Ada felt her friend’s soft palms on her shoulders. It was comforting, but not as comforting as Ikedi’s, not even close. It was just a shoulder to lean on, a shoulder where she could pour out the tears and broken emotions. 

She had not seen Chinwe move close. It was hard to see clearly with the tears clouding your vision.

“He is not the right man for you, trust me. No man in their right senses will treat a lady with such discontent. Please stop crying, the right man will come.”

“I keep on wondering what I did to him, where I had offended him. It hurts so much, Chinwe, the pain of not knowing and the heartbreak hurts so, so much.” Ada sobbed as she buried her head on her friend’s shoulder.

“I know. But you have to learn to let go. You have to learn to accept the truth. Ikedi is gone and the earlier you start realizing that the better. He might be out there enjoying himself with some other lady. You have to get on with your life, Ada. He is not the only man for you.”

“I wish it was that easy,” Ada said.

“It’s a gradual process, I know, but it is attainable. Count yourself lucky that you found favor in the eyes of the king; you are allowed to marry the man of your choice. We the other servants are prone to remain here and marry at the whim of the queen.”

“I wish I could change that,” Ada said.

She lifted her gaze to meet the coppery bulging eyes of her friend. She felt sorry. She was privileged to marry any man she loves, and here she was whining over a man who had brought her nothing but pain. 

“I like it; at least I won’t have to go through the pain of heartbreak,” Chinwe said.

“Can I tell you something?” Ada asked as they pulled apart from each other.

“Yes, anything that is less related to Ikedi.” Chinwe smiled with the purest of heart. Ada couldn’t say if she meant that as a joke.

“Sorry, to disappoint you,” Ada said and shrugged. It was as if her whole life has been entwined with Ikedi’s. Everything about her, besides the palace work, involves him.

“I told Ikedi about it.”

“About what?” Chinwe asked but opened her mouth when understanding suddenly flooded her.

“Amadioha!” she exclaimed

“Please stop calling the name of the gods. The surprise in your eyes is making me nervous already,” Ada whispered. She bit her inner lips and wiped her sweaty palms on the cloth lining her waist.

“But why?” Chinwe whispered. Confusion lined the edges of her eyes, “Why did you disclose such classified information with a greasy hand. It could separate your head from your shoulders you know.”

“I trust him,” Ada said. Despite the odds, saying those three words made the trust she had for Ikedi real.

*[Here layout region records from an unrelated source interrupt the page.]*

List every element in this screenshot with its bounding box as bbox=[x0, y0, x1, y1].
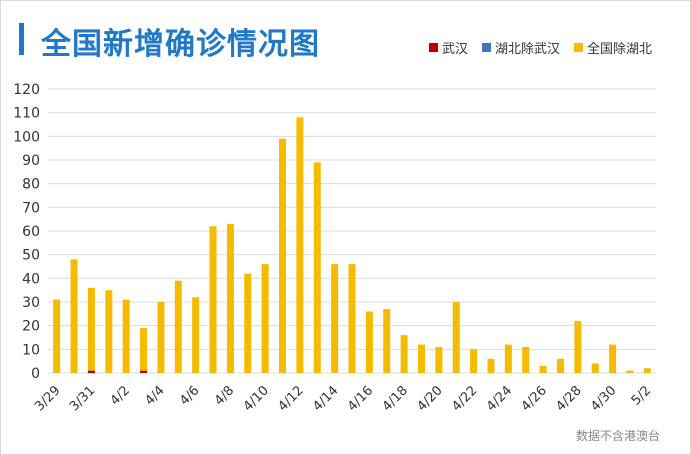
y-tick-label: 80 bbox=[22, 177, 40, 193]
bar-national-ex-hubei bbox=[174, 280, 182, 373]
bar-national-ex-hubei bbox=[192, 297, 200, 373]
title-accent-bar bbox=[19, 23, 24, 55]
x-tick-label: 4/26 bbox=[519, 383, 550, 414]
bar-national-ex-hubei bbox=[209, 226, 217, 373]
bar-national-ex-hubei bbox=[556, 358, 564, 373]
x-tick-label: 3/31 bbox=[67, 383, 98, 414]
x-tick-label: 4/6 bbox=[177, 383, 202, 408]
x-tick-label: 4/8 bbox=[212, 383, 237, 408]
bars bbox=[53, 117, 651, 374]
x-tick-label: 4/12 bbox=[275, 383, 306, 414]
y-tick-label: 70 bbox=[22, 200, 40, 216]
bar-national-ex-hubei bbox=[643, 368, 651, 373]
bar-national-ex-hubei bbox=[348, 264, 356, 373]
bar-national-ex-hubei bbox=[244, 273, 252, 373]
legend-item-wuhan: 武汉 bbox=[428, 38, 468, 57]
bar-national-ex-hubei bbox=[226, 223, 234, 373]
y-axis-ticks: 0 10 20 30 40 50 60 70 80 90 100 110 120 bbox=[13, 82, 40, 382]
bar-national-ex-hubei bbox=[296, 117, 304, 374]
y-tick-label: 0 bbox=[31, 366, 40, 382]
legend-swatch-national-ex-hubei bbox=[573, 43, 583, 52]
x-tick-label: 4/10 bbox=[241, 383, 272, 414]
y-tick-label: 30 bbox=[22, 295, 40, 311]
bar-national-ex-hubei bbox=[331, 264, 339, 373]
y-tick-label: 100 bbox=[13, 129, 40, 145]
y-tick-label: 20 bbox=[22, 319, 40, 335]
bar-national-ex-hubei bbox=[400, 335, 408, 373]
x-tick-label: 4/28 bbox=[553, 383, 584, 414]
bar-national-ex-hubei bbox=[87, 287, 95, 371]
y-tick-label: 50 bbox=[22, 248, 40, 264]
bar-national-ex-hubei bbox=[313, 162, 321, 373]
bar-national-ex-hubei bbox=[70, 259, 78, 373]
bar-national-ex-hubei bbox=[140, 328, 148, 371]
bar-national-ex-hubei bbox=[417, 344, 425, 373]
legend-item-national-ex-hubei: 全国除湖北 bbox=[573, 38, 652, 57]
bar-national-ex-hubei bbox=[591, 363, 599, 373]
y-tick-label: 120 bbox=[13, 82, 40, 98]
source-note: 数据不含港澳台 bbox=[575, 429, 660, 443]
bar-national-ex-hubei bbox=[574, 320, 582, 373]
x-tick-label: 4/4 bbox=[142, 383, 167, 408]
grid-layer bbox=[48, 88, 656, 374]
x-tick-label: 4/24 bbox=[484, 383, 515, 414]
bar-national-ex-hubei bbox=[504, 344, 512, 373]
x-tick-label: 4/22 bbox=[449, 383, 480, 414]
y-tick-label: 60 bbox=[22, 224, 40, 240]
bar-national-ex-hubei bbox=[279, 138, 287, 373]
legend-label-national-ex-hubei: 全国除湖北 bbox=[586, 42, 652, 57]
chart-title: 全国新增确诊情况图 bbox=[41, 27, 320, 62]
bar-national-ex-hubei bbox=[539, 365, 547, 373]
x-tick-label: 4/16 bbox=[345, 383, 376, 414]
x-tick-label: 4/20 bbox=[414, 383, 445, 414]
legend-item-hubei-ex-wuhan: 湖北除武汉 bbox=[481, 38, 560, 57]
bar-national-ex-hubei bbox=[105, 290, 113, 373]
bar-national-ex-hubei bbox=[261, 264, 269, 373]
bar-national-ex-hubei bbox=[53, 299, 61, 373]
y-tick-label: 40 bbox=[22, 271, 40, 287]
y-tick-label: 10 bbox=[22, 342, 40, 358]
x-tick-label: 4/30 bbox=[588, 383, 619, 414]
x-tick-label: 4/18 bbox=[380, 383, 411, 414]
legend-label-wuhan: 武汉 bbox=[441, 42, 468, 57]
y-tick-label: 90 bbox=[22, 153, 40, 169]
x-tick-label: 5/2 bbox=[629, 383, 654, 408]
bar-national-ex-hubei bbox=[452, 302, 460, 373]
legend-swatch-wuhan bbox=[428, 43, 438, 52]
legend: 武汉 湖北除武汉 全国除湖北 bbox=[428, 38, 652, 57]
y-tick-label: 110 bbox=[13, 106, 40, 122]
bar-national-ex-hubei bbox=[157, 302, 165, 373]
bar-national-ex-hubei bbox=[609, 344, 617, 373]
x-tick-label: 4/2 bbox=[108, 383, 133, 408]
bar-national-ex-hubei bbox=[470, 349, 478, 373]
legend-label-hubei-ex-wuhan: 湖北除武汉 bbox=[494, 42, 560, 57]
legend-swatch-hubei-ex-wuhan bbox=[481, 43, 491, 52]
x-tick-label: 4/14 bbox=[310, 383, 341, 414]
bar-national-ex-hubei bbox=[487, 358, 495, 373]
x-axis-ticks: 3/29 3/31 4/2 4/4 4/6 4/8 4/10 4/12 4/14 4/16 4/18… bbox=[32, 383, 654, 414]
bar-wuhan bbox=[140, 370, 148, 373]
bar-national-ex-hubei bbox=[383, 309, 391, 373]
bar-national-ex-hubei bbox=[435, 346, 443, 373]
bar-national-ex-hubei bbox=[122, 299, 130, 373]
bar-national-ex-hubei bbox=[522, 346, 530, 373]
bar-national-ex-hubei bbox=[365, 311, 373, 373]
bar-national-ex-hubei bbox=[626, 370, 634, 373]
x-tick-label: 3/29 bbox=[32, 383, 63, 414]
bar-wuhan bbox=[87, 370, 95, 373]
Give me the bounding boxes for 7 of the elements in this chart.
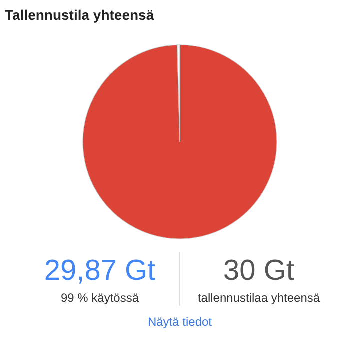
pie-slice <box>82 44 278 240</box>
text: tallennustilaa yhteensä <box>198 291 320 305</box>
text: 99 % käytössä <box>60 291 140 305</box>
text: 29,87 Gt <box>44 255 156 287</box>
chart-title: Tallennustila yhteensä <box>5 7 154 23</box>
text: Näytä tiedot <box>148 315 213 329</box>
text: 30 Gt <box>224 255 294 287</box>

Even though he had abandoned her, even though he had left her weeping, she just wanted to prove to herself that whatever they shared was more than real. No matter how crazy it seems.

“Do you regret it?” Chinwe asked.


Both girls stood in silence for a while, letting it all sink in. The noise of sweeping from other servants filled the air and dust kept rising in all directions. Birds on the ornamental trees in the compound sings with the brightness of the new day, they have nothing to worry about.

“Why are you two standing like that? Get back to work before the wrath of Amadioha descends on you and your generation.”

Ada and Chinwe chuckled when they heard the roaring voice of the stout woman. She was the chief-of-servant and a very mean one. Her scorns have become fun among the servants. They always lookout for the first to receive it. 

“We’ve just received the meanest morning cry,” Ada said but not pausing with her sweeping. 

“The others will taunt us with it” Chinwe laughed “we just have to keep our heads down”

They continue sweeping, but the compound was filled with choirs of laughter when the chief of servant yield at a girl, who was trying to tie her loosed broom.    

“At least we are not the only one,” Chinwe said, not able to control the laughter that was building in her eyes.